There’s another long silence. Well, long for Tom, anyway. “I was just thinking,” he finally says softly. “Do you remember what Christian used to say? He used to say there’s something about the air in Devon Falls.”

You know the worst part of having a best friend who’s been in your back pocket since you were six years old?

They understand every damn part of you. Every piece of every cell in your body.

Every segment of your soul. And they always know how to make you shut up when they want to. They know the exact right words to say.

So I decide it’s time to stop looking a gift horse in the mouth.

The house behind me always feels much less like a rental when Tom is here.

Having my best friend show up in Devon Falls is the equivalent of the first-place racer in front of me getting disqualified, and I’ll happily take this victory, however unearned it may be.

“Send me your flight info,” I tell him. “What time are you—oh, crap.” A beeping sound in my ear interrupts me.

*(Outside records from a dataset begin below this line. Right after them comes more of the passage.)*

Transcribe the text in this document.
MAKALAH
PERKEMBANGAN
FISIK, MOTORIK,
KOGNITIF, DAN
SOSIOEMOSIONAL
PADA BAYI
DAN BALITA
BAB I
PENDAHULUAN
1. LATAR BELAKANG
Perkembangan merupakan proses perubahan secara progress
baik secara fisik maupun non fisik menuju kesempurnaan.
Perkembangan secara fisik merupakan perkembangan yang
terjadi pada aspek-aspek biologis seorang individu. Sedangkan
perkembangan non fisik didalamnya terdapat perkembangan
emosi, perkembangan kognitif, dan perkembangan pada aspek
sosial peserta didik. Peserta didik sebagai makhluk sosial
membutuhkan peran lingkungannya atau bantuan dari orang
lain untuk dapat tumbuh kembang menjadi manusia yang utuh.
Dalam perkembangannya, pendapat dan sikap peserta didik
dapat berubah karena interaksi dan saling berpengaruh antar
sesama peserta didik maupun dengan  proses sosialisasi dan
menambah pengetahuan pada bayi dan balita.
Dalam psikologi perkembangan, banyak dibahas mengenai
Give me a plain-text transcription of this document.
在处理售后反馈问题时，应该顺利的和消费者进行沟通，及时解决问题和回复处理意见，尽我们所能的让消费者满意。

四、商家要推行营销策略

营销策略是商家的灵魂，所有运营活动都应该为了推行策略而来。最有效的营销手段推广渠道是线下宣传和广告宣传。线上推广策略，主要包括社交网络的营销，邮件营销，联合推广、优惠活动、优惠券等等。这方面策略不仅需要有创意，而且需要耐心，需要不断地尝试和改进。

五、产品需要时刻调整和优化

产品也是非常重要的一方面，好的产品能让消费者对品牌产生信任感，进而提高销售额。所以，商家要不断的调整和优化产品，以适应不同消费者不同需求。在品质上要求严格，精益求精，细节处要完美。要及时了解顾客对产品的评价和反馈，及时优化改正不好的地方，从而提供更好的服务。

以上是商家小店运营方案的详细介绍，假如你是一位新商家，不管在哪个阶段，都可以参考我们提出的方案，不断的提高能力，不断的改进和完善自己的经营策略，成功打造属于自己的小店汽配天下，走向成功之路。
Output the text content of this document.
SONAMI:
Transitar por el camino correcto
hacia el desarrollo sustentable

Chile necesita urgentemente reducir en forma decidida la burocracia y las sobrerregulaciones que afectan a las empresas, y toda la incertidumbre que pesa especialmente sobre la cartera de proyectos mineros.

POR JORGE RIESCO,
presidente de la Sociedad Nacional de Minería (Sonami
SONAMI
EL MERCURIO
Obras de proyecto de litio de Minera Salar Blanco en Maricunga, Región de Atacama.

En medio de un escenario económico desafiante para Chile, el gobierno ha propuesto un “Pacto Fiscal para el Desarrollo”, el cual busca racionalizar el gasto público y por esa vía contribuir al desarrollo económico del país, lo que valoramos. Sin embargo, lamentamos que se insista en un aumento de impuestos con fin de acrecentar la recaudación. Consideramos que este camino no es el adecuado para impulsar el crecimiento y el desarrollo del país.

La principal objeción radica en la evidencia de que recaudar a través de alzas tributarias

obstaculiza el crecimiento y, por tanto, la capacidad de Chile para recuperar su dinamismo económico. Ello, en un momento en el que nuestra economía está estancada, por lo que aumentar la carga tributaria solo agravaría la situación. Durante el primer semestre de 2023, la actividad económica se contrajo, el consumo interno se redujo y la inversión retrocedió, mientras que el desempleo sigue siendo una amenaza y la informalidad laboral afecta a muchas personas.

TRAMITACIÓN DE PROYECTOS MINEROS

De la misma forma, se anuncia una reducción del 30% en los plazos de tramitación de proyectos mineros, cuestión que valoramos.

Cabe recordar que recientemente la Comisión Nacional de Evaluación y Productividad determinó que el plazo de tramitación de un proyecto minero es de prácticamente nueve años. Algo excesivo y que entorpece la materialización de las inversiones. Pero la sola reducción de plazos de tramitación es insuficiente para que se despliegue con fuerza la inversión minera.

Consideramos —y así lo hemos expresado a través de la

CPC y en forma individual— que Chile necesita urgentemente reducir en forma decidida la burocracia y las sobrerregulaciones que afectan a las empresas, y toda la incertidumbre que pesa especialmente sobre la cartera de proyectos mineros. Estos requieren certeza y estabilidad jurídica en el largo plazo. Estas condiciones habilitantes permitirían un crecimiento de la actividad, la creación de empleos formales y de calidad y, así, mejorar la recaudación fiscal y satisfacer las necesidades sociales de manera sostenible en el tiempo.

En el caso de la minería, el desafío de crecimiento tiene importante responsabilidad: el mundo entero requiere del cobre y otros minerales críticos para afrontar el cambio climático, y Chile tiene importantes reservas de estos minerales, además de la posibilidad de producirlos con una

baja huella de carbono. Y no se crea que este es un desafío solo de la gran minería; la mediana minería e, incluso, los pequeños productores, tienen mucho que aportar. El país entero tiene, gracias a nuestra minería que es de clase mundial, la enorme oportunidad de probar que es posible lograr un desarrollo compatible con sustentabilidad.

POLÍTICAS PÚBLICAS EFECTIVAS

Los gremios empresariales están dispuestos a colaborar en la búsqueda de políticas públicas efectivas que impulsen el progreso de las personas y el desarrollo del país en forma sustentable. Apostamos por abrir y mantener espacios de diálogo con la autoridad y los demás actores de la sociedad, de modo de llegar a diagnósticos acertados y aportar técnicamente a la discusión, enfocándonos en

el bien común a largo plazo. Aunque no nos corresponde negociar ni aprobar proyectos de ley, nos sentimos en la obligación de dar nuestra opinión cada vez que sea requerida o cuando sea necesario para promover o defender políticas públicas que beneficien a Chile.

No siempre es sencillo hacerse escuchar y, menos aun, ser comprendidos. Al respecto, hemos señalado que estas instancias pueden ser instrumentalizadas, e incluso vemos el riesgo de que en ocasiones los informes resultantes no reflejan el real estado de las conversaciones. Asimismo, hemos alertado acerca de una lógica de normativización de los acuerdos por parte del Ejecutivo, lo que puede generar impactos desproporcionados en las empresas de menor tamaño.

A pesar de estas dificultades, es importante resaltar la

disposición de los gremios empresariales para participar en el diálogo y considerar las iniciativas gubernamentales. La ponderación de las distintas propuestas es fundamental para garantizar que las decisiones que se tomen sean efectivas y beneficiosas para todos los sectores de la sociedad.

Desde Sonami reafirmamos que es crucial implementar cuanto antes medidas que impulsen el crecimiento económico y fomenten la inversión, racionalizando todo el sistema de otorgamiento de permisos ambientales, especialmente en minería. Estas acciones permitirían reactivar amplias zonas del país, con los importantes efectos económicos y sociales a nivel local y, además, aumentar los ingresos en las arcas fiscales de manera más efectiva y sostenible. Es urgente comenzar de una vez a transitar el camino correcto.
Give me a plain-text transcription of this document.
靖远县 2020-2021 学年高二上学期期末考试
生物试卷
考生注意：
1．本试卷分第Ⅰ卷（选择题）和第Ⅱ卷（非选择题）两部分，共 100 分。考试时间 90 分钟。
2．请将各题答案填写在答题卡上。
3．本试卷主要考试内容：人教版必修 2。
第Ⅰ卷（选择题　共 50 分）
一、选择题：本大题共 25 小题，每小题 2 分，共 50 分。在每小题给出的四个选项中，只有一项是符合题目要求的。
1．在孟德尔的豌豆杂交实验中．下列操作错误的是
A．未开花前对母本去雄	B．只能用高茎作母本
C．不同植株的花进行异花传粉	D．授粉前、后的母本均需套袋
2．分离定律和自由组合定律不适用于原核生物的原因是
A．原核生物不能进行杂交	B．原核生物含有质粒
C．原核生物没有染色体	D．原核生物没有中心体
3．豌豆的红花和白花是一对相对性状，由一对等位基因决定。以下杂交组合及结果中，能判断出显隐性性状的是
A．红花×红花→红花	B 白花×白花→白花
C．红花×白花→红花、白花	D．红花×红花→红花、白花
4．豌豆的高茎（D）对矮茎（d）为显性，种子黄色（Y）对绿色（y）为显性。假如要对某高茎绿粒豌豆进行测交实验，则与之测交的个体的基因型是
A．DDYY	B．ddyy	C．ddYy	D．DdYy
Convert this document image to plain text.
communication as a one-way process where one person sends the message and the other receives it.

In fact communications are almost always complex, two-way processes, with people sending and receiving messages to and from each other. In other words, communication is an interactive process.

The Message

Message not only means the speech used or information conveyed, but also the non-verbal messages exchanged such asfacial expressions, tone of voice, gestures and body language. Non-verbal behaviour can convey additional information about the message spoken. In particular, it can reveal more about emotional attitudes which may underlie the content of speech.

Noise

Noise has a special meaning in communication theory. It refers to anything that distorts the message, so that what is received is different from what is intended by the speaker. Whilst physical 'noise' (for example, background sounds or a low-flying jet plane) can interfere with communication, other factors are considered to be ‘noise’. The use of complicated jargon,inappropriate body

“Hey, Tom? Malachai’s on the line. Let me call you back, okay? ”

“Malachai’s calling you? Of course,” Tom says.

He knows Malachai doesn’t call me a whole hell of a lot.

We get along fine, the two of us, but I think I still make him a little uneasy at times.

That makes sense, given how weird I acted when I first found out about him and Sam getting together.

These days, I’m determined to make up for my behavior back then and make sure he can feel comfortable around me.

So if Malachai’s calling, I’m picking up.

“Malachai, what’s going on?”

“It’s all over the town message boards,” he practically shouts. “The inn’s on fire!”